The RIAA vs. college students, one year on
Ars Technica notes the year anniversary of the RIAA’s war on college students with a chat with RIAA prez Cary Sherman.
As Billboard noted in a column I mentioned last week, CD sales are down another nearly 20 percent for January from last year. The effect the RIAA’s campaign against its customers is having can only be described a truly excellent. Sherman is now in the precise position of a captain of a sinking ship directing his crew to take pot shots at the rats leaving it.
But Ars is polite.
Here’s how the numbers look after a year. The RIAA has sent out 5,404 letters in 13 “waves” to over 160 colleges and universities. Of the 5,003 settlement letters sent prior to the batch of 401 that went out last week, “more than” 2,300 of those have resulted in the targeted students settling with the RIAA. 2,465 students have been hit with lawsuits, and all of those are moving through the legal system at different rates. At $3,000 per settlement, over 2,300 settlements translates into at least $6.9 million.

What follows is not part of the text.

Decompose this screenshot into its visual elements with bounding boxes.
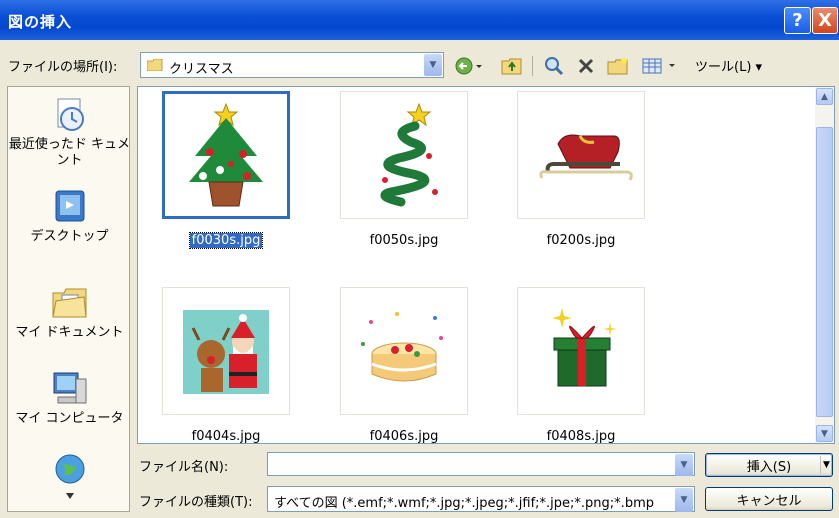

There are other numbers you can generate from those figures. For instance, let’s estimate, I don’t know, $5,000 in RIAA legal fees for each of the cases it pursues. Multiply that by the roughly 2500 cases, and you have more than $10 million. Even if the group’s legal fees are half that, it’s still a wash financially, before you take into account the millions more its silly media campaign costs. And, as the continuing decline in sales indicates, it’s obvious the group’s war is having no effect.
You want to call the effort quixotic, but Don Quixote wasn’t sadistic, vengeful and grim.
The interview is mostly filled with Sherman’s spinning whatever questions Ars asks. Like this:
“Our basic survey data is that the majority of consumers don’t have a problem with the lawsuits,” [Sherman said]. “You would never know that from reading blogs and websites, [but] when you go out to the general public, our favorables/unfavorables haven’t changed at all.”
But of course, among not the general public but music fans, one suspects the group’s unfavorables have changed. (On the other hand, it’s possible they couldn’t go any lower!) There are two interesting discussions. One is when Sherman contends that the leveling off of activity on the music networks is a result of the RIAA suits. But a rep from Big Champaign, which monitors such activity, says it’s simply a case of market saturation.
The other is when Sherman is asked why Harvard is absent from the list of schools the RIAA has targeted. Ars speculates that it’s due to the industry’s being afraid of teeing off some of the legal talent at Harvard. That seems a little thin; a lot of colleges and universities have serious law schools, right?